Cooling – Cooling Towers
Cooling Tower with a Propeller Fan
Cooling towers are devices used to transfer heat to the atmosphere. Large industrial or power plant cooling towers often rise 600-feet as hyperboloid structures. For HVAC purposes, smaller cylindrical or rectangular rooftop units, available in lightweight heavy-duty plastic, are typical. Water-cooled chillers are paired with cooling towers because heat rejection to tower water at near wet-bulb temperatures makes water-cooled chillers more efficient than air-cooled chillers, which must reject heat to the dry-bulb temperature.
Cooling towers rely on evaporation to draw heat from the water. As air is drawn past a flow of water, it absorbs water vapor leaving less heat in the remaining water flow. Air flow can be generated in several ways.
- Natural draft–the tendency for warm, moist air to rise–creates a current of air through the tower as the warm, moist air rises.
- Mechanical draft uses a power driven fan to move air through the tower. It can do this via induced draft where the fan is positioned at the discharge end of the tower and pulls air through the tower. Forced draft positions the fan at the intake and air is forced into the tower. With forced draft, discharged air is more prone to flow back into the air intake and the fan is more susceptible to complications of freezing conditions, but forced draft can be installed in more confined spaces or indoors.
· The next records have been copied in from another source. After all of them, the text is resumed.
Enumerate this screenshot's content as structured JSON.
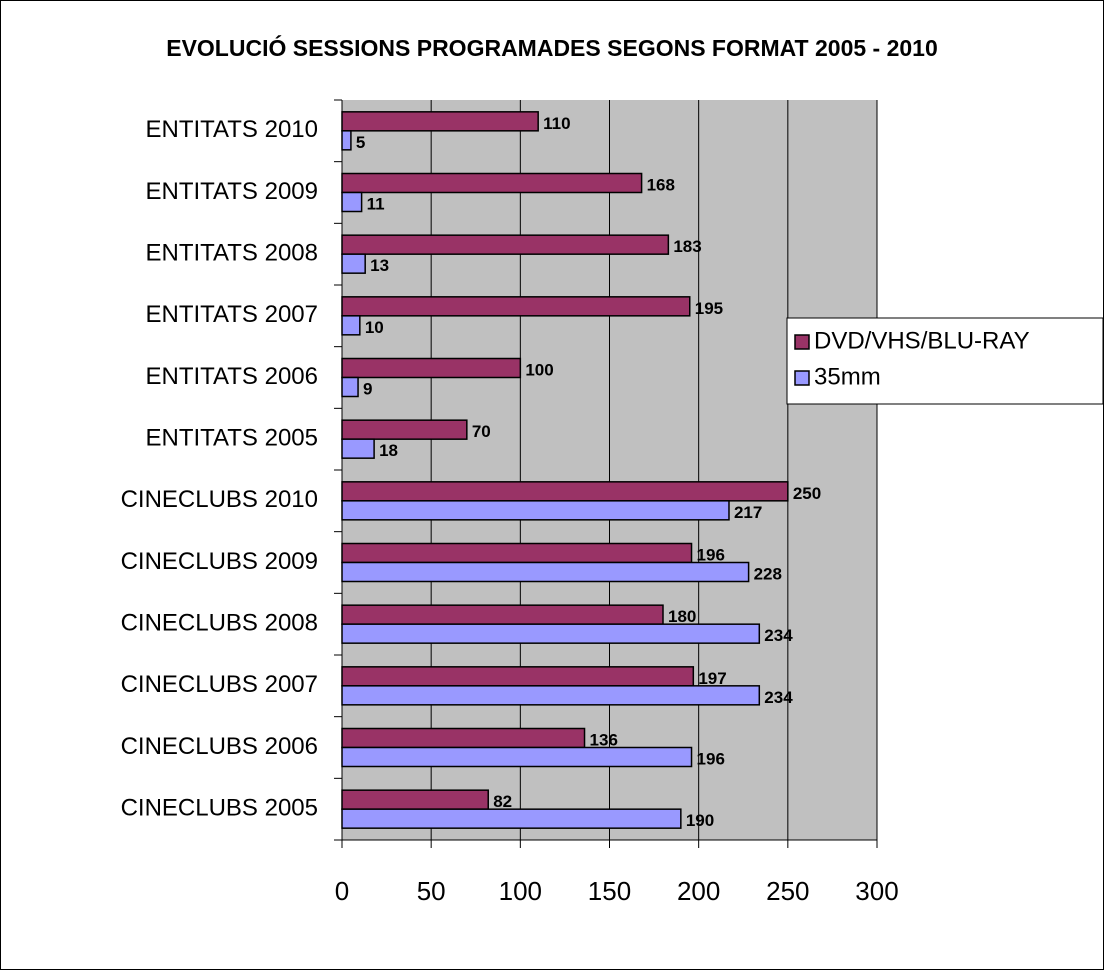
{
  "chart_data": {
    "type": "bar",
    "orientation": "horizontal",
    "title": "EVOLUCIÓ SESSIONS PROGRAMADES SEGONS FORMAT 2005 - 2010",
    "categories": [
      "ENTITATS 2010",
      "ENTITATS 2009",
      "ENTITATS 2008",
      "ENTITATS 2007",
      "ENTITATS 2006",
      "ENTITATS 2005",
      "CINECLUBS 2010",
      "CINECLUBS 2009",
      "CINECLUBS 2008",
      "CINECLUBS 2007",
      "CINECLUBS 2006",
      "CINECLUBS 2005"
    ],
    "series": [
      {
        "name": "DVD/VHS/BLU-RAY",
        "color": "#993366",
        "values": [
          110,
          168,
          183,
          195,
          100,
          70,
          250,
          196,
          180,
          197,
          136,
          82
        ]
      },
      {
        "name": "35mm",
        "color": "#9999ff",
        "values": [
          5,
          11,
          13,
          10,
          9,
          18,
          217,
          228,
          234,
          234,
          196,
          190
        ]
      }
    ],
    "xlim": [
      0,
      300
    ],
    "xticks": [
      0,
      50,
      100,
      150,
      200,
      250,
      300
    ],
    "grid": true,
    "legend": "right"
  }
}
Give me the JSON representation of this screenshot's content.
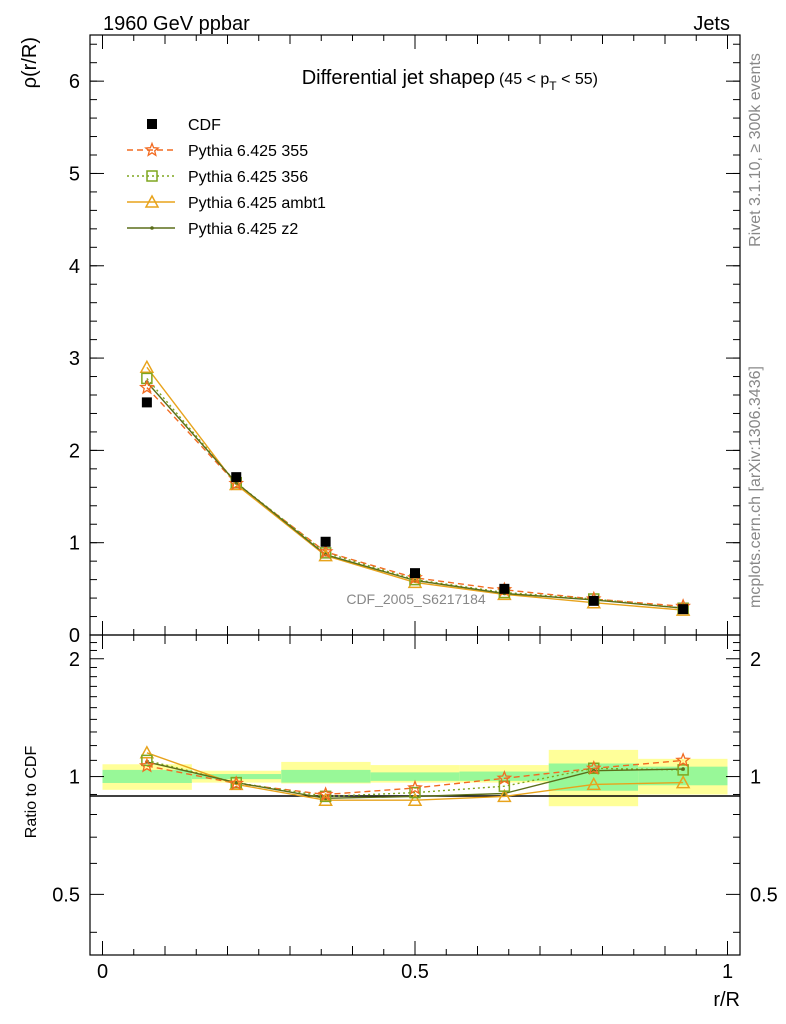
{
  "header": {
    "left": "1960 GeV ppbar",
    "right": "Jets"
  },
  "side_labels": {
    "rivet": "Rivet 3.1.10, ≥ 300k events",
    "mcplots": "mcplots.cern.ch [arXiv:1306.3436]"
  },
  "colors": {
    "cdf": "#000000",
    "p355": "#f26b21",
    "p356": "#7fa51f",
    "ambt1": "#e8a31c",
    "z2": "#5b6e1a",
    "band_inner": "#98f898",
    "band_outer": "#ffff99"
  },
  "chart_data": [
    {
      "type": "line",
      "panel": "main",
      "title": "Differential jet shapeρ",
      "title_suffix": "(45 < p",
      "title_sub": "T",
      "title_end": " < 55)",
      "ylabel": "ρ(r/R)",
      "xlim": [
        -0.02,
        1.02
      ],
      "ylim": [
        0,
        6.5
      ],
      "y_ticks": [
        0,
        1,
        2,
        3,
        4,
        5,
        6
      ],
      "y_tick_labels": [
        "0",
        "1",
        "2",
        "3",
        "4",
        "5",
        "6"
      ],
      "watermark": "CDF_2005_S6217184",
      "legend_position": "top-left",
      "x": [
        0.071,
        0.214,
        0.357,
        0.5,
        0.643,
        0.786,
        0.929
      ],
      "series": [
        {
          "name": "CDF",
          "marker": "square",
          "values": [
            2.52,
            1.71,
            1.01,
            0.67,
            0.5,
            0.37,
            0.28
          ]
        },
        {
          "name": "Pythia 6.425 355",
          "marker": "star",
          "values": [
            2.68,
            1.64,
            0.9,
            0.62,
            0.49,
            0.39,
            0.31
          ]
        },
        {
          "name": "Pythia 6.425 356",
          "marker": "open-square",
          "values": [
            2.78,
            1.65,
            0.89,
            0.6,
            0.46,
            0.39,
            0.29
          ]
        },
        {
          "name": "Pythia 6.425 ambt1",
          "marker": "triangle",
          "values": [
            2.9,
            1.63,
            0.86,
            0.57,
            0.44,
            0.35,
            0.27
          ]
        },
        {
          "name": "Pythia 6.425 z2",
          "marker": "dot",
          "values": [
            2.74,
            1.65,
            0.87,
            0.59,
            0.45,
            0.38,
            0.29
          ]
        }
      ]
    },
    {
      "type": "line",
      "panel": "ratio",
      "ylabel": "Ratio to CDF",
      "xlabel": "r/R",
      "xlim": [
        -0.02,
        1.02
      ],
      "ylim": [
        0.35,
        2.3
      ],
      "y_ticks": [
        0.5,
        1,
        2
      ],
      "y_tick_labels": [
        "0.5",
        "1",
        "2"
      ],
      "x_ticks": [
        0,
        0.5,
        1
      ],
      "x_tick_labels": [
        "0",
        "0.5",
        "1"
      ],
      "bins": [
        [
          0.0,
          0.143
        ],
        [
          0.143,
          0.286
        ],
        [
          0.286,
          0.429
        ],
        [
          0.429,
          0.571
        ],
        [
          0.571,
          0.714
        ],
        [
          0.714,
          0.857
        ],
        [
          0.857,
          1.0
        ]
      ],
      "band_inner": [
        [
          0.963,
          1.04
        ],
        [
          0.985,
          1.015
        ],
        [
          0.965,
          1.04
        ],
        [
          0.975,
          1.025
        ],
        [
          0.975,
          1.03
        ],
        [
          0.92,
          1.08
        ],
        [
          0.95,
          1.06
        ]
      ],
      "band_outer": [
        [
          0.925,
          1.075
        ],
        [
          0.965,
          1.035
        ],
        [
          0.96,
          1.09
        ],
        [
          0.965,
          1.07
        ],
        [
          0.965,
          1.07
        ],
        [
          0.84,
          1.17
        ],
        [
          0.9,
          1.11
        ]
      ],
      "x": [
        0.071,
        0.214,
        0.357,
        0.5,
        0.643,
        0.786,
        0.929
      ],
      "series": [
        {
          "name": "Pythia 6.425 355",
          "marker": "star",
          "values": [
            1.065,
            0.96,
            0.9,
            0.935,
            0.99,
            1.05,
            1.1
          ]
        },
        {
          "name": "Pythia 6.425 356",
          "marker": "open-square",
          "values": [
            1.1,
            0.965,
            0.89,
            0.91,
            0.945,
            1.05,
            1.04
          ]
        },
        {
          "name": "Pythia 6.425 ambt1",
          "marker": "triangle",
          "values": [
            1.15,
            0.955,
            0.87,
            0.87,
            0.89,
            0.955,
            0.965
          ]
        },
        {
          "name": "Pythia 6.425 z2",
          "marker": "dot",
          "values": [
            1.09,
            0.965,
            0.88,
            0.89,
            0.905,
            1.035,
            1.045
          ]
        }
      ]
    }
  ]
}
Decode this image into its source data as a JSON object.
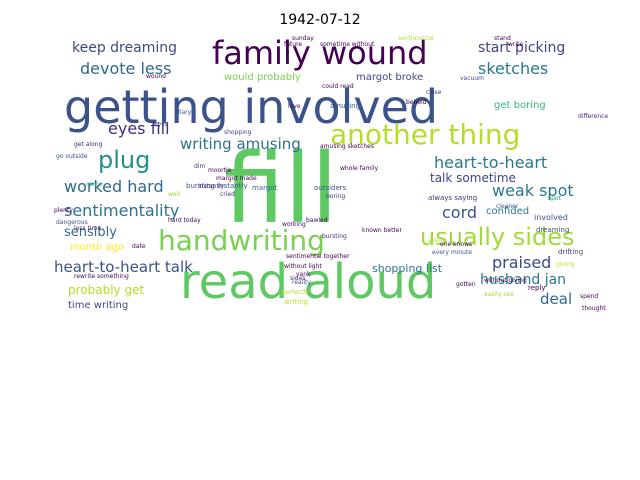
{
  "title": "1942-07-12",
  "words": [
    {
      "text": "getting involved",
      "color": "#3b528b"
    },
    {
      "text": "fill",
      "color": "#5ec962"
    },
    {
      "text": "read aloud",
      "color": "#5ec962"
    },
    {
      "text": "family wound",
      "color": "#440154"
    },
    {
      "text": "handwriting",
      "color": "#7ad151"
    },
    {
      "text": "another thing",
      "color": "#b5de2b"
    },
    {
      "text": "usually sides",
      "color": "#a0da39"
    },
    {
      "text": "plug",
      "color": "#21918c"
    },
    {
      "text": "heart-to-heart",
      "color": "#2a788e"
    },
    {
      "text": "keep dreaming",
      "color": "#3e4989"
    },
    {
      "text": "start picking",
      "color": "#414487"
    },
    {
      "text": "devote less",
      "color": "#31688e"
    },
    {
      "text": "sketches",
      "color": "#2a788e"
    },
    {
      "text": "eyes fill",
      "color": "#472d7b"
    },
    {
      "text": "writing amusing",
      "color": "#2c728e"
    },
    {
      "text": "worked hard",
      "color": "#31688e"
    },
    {
      "text": "weak spot",
      "color": "#2a788e"
    },
    {
      "text": "sentimentality",
      "color": "#2c728e"
    },
    {
      "text": "cord",
      "color": "#3b528b"
    },
    {
      "text": "heart-to-heart talk",
      "color": "#3b528b"
    },
    {
      "text": "praised",
      "color": "#3e4989"
    },
    {
      "text": "husband jan",
      "color": "#2a788e"
    },
    {
      "text": "sensibly",
      "color": "#31688e"
    },
    {
      "text": "talk sometime",
      "color": "#414487"
    },
    {
      "text": "confided",
      "color": "#2a788e"
    },
    {
      "text": "deal",
      "color": "#31688e"
    },
    {
      "text": "probably get",
      "color": "#b5de2b"
    },
    {
      "text": "shopping list",
      "color": "#2a788e"
    },
    {
      "text": "month ago",
      "color": "#fde725"
    },
    {
      "text": "time writing",
      "color": "#414487"
    },
    {
      "text": "would probably",
      "color": "#7ad151"
    },
    {
      "text": "margot broke",
      "color": "#414487"
    },
    {
      "text": "get boring",
      "color": "#35b779"
    },
    {
      "text": "margot",
      "color": "#31688e"
    },
    {
      "text": "come",
      "color": "#22a884"
    },
    {
      "text": "get along",
      "color": "#482878"
    },
    {
      "text": "plenty",
      "color": "#440154"
    },
    {
      "text": "less time",
      "color": "#482878"
    },
    {
      "text": "bursting instantly",
      "color": "#3b528b"
    },
    {
      "text": "shopping",
      "color": "#414487"
    },
    {
      "text": "diary",
      "color": "#3b528b"
    },
    {
      "text": "sentimental together",
      "color": "#440154"
    },
    {
      "text": "amusing sketches",
      "color": "#440154"
    },
    {
      "text": "always saying",
      "color": "#472d7b"
    },
    {
      "text": "outsiders",
      "color": "#3b528b"
    },
    {
      "text": "boring",
      "color": "#472d7b"
    },
    {
      "text": "bursting",
      "color": "#472d7b"
    },
    {
      "text": "hard today",
      "color": "#440154"
    },
    {
      "text": "involved",
      "color": "#3b528b"
    },
    {
      "text": "dreaming",
      "color": "#3b528b"
    },
    {
      "text": "drifting",
      "color": "#3e4989"
    },
    {
      "text": "spot",
      "color": "#21918c"
    },
    {
      "text": "reply",
      "color": "#440154"
    },
    {
      "text": "reality",
      "color": "#3b528b"
    },
    {
      "text": "dangerous",
      "color": "#3b528b"
    },
    {
      "text": "instantly",
      "color": "#472d7b"
    },
    {
      "text": "cried",
      "color": "#472d7b"
    },
    {
      "text": "whole family",
      "color": "#440154"
    },
    {
      "text": "eyes",
      "color": "#3b528b"
    },
    {
      "text": "could read",
      "color": "#440154"
    },
    {
      "text": "close",
      "color": "#414487"
    },
    {
      "text": "vacuum",
      "color": "#3e4989"
    },
    {
      "text": "wound",
      "color": "#440154"
    },
    {
      "text": "moortje",
      "color": "#440154"
    },
    {
      "text": "amusing",
      "color": "#3b528b"
    },
    {
      "text": "without light",
      "color": "#440154"
    },
    {
      "text": "perfectly",
      "color": "#b5de2b"
    },
    {
      "text": "writing",
      "color": "#bddf26"
    },
    {
      "text": "giving",
      "color": "#bddf26"
    },
    {
      "text": "without giving",
      "color": "#440154"
    },
    {
      "text": "easily see",
      "color": "#a0da39"
    },
    {
      "text": "every minute",
      "color": "#3b528b"
    },
    {
      "text": "future",
      "color": "#440154"
    },
    {
      "text": "sometime without",
      "color": "#440154"
    },
    {
      "text": "sentimental",
      "color": "#b5de2b"
    },
    {
      "text": "stand",
      "color": "#440154"
    },
    {
      "text": "write",
      "color": "#440154"
    },
    {
      "text": "gotten",
      "color": "#440154"
    },
    {
      "text": "aloud",
      "color": "#b5de2b"
    },
    {
      "text": "sides",
      "color": "#472d7b"
    },
    {
      "text": "yank",
      "color": "#440154"
    },
    {
      "text": "dim",
      "color": "#482878"
    },
    {
      "text": "love",
      "color": "#440154"
    },
    {
      "text": "go outside",
      "color": "#3b528b"
    },
    {
      "text": "cleaner",
      "color": "#3b528b"
    },
    {
      "text": "rewrite something",
      "color": "#440154"
    },
    {
      "text": "known better",
      "color": "#440154"
    },
    {
      "text": "one knows",
      "color": "#440154"
    },
    {
      "text": "beheld",
      "color": "#440154"
    },
    {
      "text": "difference",
      "color": "#482878"
    },
    {
      "text": "spend",
      "color": "#440154"
    },
    {
      "text": "working",
      "color": "#440154"
    },
    {
      "text": "bawled",
      "color": "#440154"
    },
    {
      "text": "margot made",
      "color": "#440154"
    },
    {
      "text": "well",
      "color": "#a0da39"
    },
    {
      "text": "date",
      "color": "#440154"
    },
    {
      "text": "thought",
      "color": "#440154"
    },
    {
      "text": "sunday",
      "color": "#440154"
    }
  ]
}
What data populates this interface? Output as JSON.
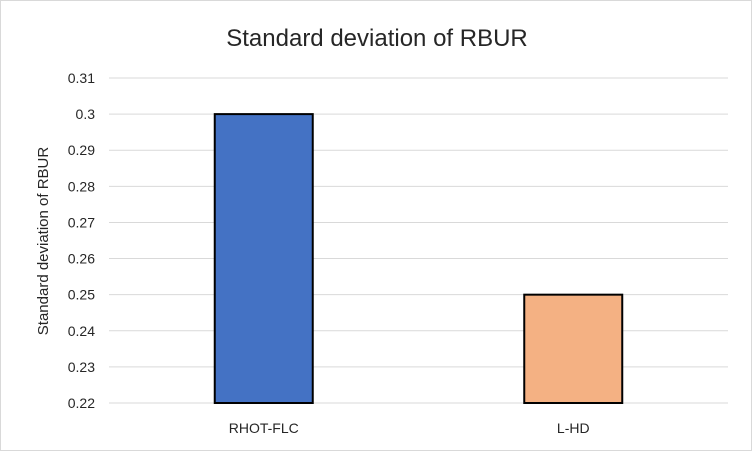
{
  "chart_data": {
    "type": "bar",
    "title": "Standard deviation of RBUR",
    "xlabel": "",
    "ylabel": "Standard deviation of RBUR",
    "categories": [
      "RHOT-FLC",
      "L-HD"
    ],
    "values": [
      0.3,
      0.25
    ],
    "bar_colors": [
      "#4472c4",
      "#f4b183"
    ],
    "ylim": [
      0.22,
      0.31
    ],
    "yticks": [
      0.22,
      0.23,
      0.24,
      0.25,
      0.26,
      0.27,
      0.28,
      0.29,
      0.3,
      0.31
    ],
    "ytick_labels": [
      "0.22",
      "0.23",
      "0.24",
      "0.25",
      "0.26",
      "0.27",
      "0.28",
      "0.29",
      "0.3",
      "0.31"
    ],
    "grid": true,
    "legend": "none"
  }
}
- A third option is fan-assisted natural draft.
Cooling towers can also be categorized as crossflow and counterflow. In the crossflow design, air and water flow perpendicularly to one another. Air flows in horizontally from one or more sides of the tower and water flows downward and perpendicularly to the air flow. In counterflow patterns, air flows upward and water flows downward.
How It Works
Cool water from the tower is pumped to the chillers where it absorbs heat. The heated water returns to the top of the cooling tower and trickles downward (counterflow design) over a fill material inside the tower. As it contacts ambient air rising upward, a small amount of the water is lost to windage and some of the water evaporates. The heat required to evaporate the water is derived from the water itself, leaving the water cooler and ready to recirculate back to the chiller. Because the evaporated water leaves salts, the accumulated salts are controlled by drawing off some of the water. Fresh makeup water replaces the water lost by windage and the draw-off.
Cooling towers range in size from 10 to 20,000-ton systems. A ton of air conditioning rejects 12,000 Btu/h. An equivalent ton on the cooling tower side rejects 15,000 Btu/h, a chiller coefficient of performance (COP) of 4.0 or an equivalent energy efficiency ratio (EER) of 13.65.